Oslo Coffee roasts its beans on a dusty block between a motorcycle-repair shop and a bowling alley in Williamsburg, Brooklyn. The 800-square-foot space smells like toasted molasses — slightly sweet and a little crispy. That’s the aroma of lightly roasting beans.

Oslo opened its first café in 2003, which was followed by its roastery in 2008. Then two more coffee-roasting companies joined the neighborhood. In 2009, Café Grumpy, in Greenpoint, opened, followed by Blue Bottle Coffee, in Williamsburg, in 2010.

Together the three spots form a small but accomplished coffee-roasting district where java lovers can revel in their passion for the drink.

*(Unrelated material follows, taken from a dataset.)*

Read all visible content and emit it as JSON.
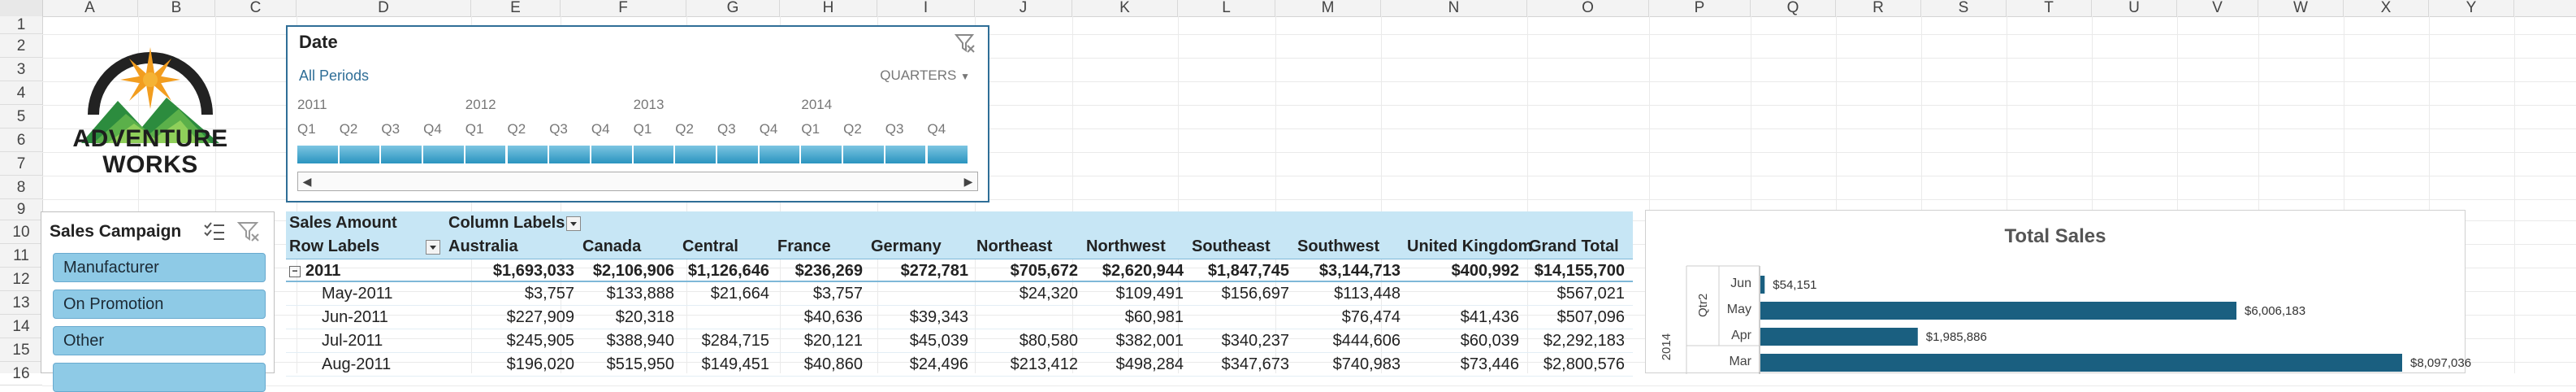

As any roaster will tell you, the process is quite an art. Roasters listen closely to the machine for the sound of the first crack, a pop that tells them that the beans’ sugars have begun to caramelize. The second crack and a mellow smell from the beans lets roasters know that it’s time to take them out. The whole process only takes about 15 minutes.

“The beans have different roast profiles, just like you roast different foods in different ways,” said Oslo’s head roaster John Bettencourt.

Café Grumpy roasts their beans in the back room of their orange-painted 1,000-square-foot space in Greenpoint.

Customers who aren’t used to getting fresh coffee might initially be confused by the roasts’ different flavors, which are determined by how much of the coffee cherry (the fruit of coffee trees, of which coffee beans are the seeds) is left after the beans are washed.

“We like people to ask us questions because we know a ton about coffee,” said Café Grumpy’s owner Caroline Bell.

Coffee connoisseurs can also explore the intricacies of the beverage at Blue Bottle Coffee in Williamsburg, Brooklyn.

The space is something of a caffeinated laboratory. The beans are first ground to order then (usually) put in a filter and poured over with hot water through a swan-neck kettle. The grinding and brewing takes about four minutes — a long wait for most New Yorkers. But Blue Bottle is adamant about using freshly ground beans.

“We say it’s like opening a beer now and drinking it tomorrow,” said operations manager Kathleen Nuffort.

In addition to these specialized brewing techniques, staff at Blue Bottle try to enhance customers’ experiences over a cup of joe — sometimes by nudging a coffee newbie in a new direction.

“We want it to be a more educational, inviting space,” said Nuffort. “We won’t judge you if want skim milk.”

Customers said the friendly and educational vibe works.

“It’s really nice, calming and peaceful, and the windows make it a nice place to sit,” said Jenny Zerke, 27, an actress who lives in Williamsburg. “And the coffee tastes better than Starbucks.”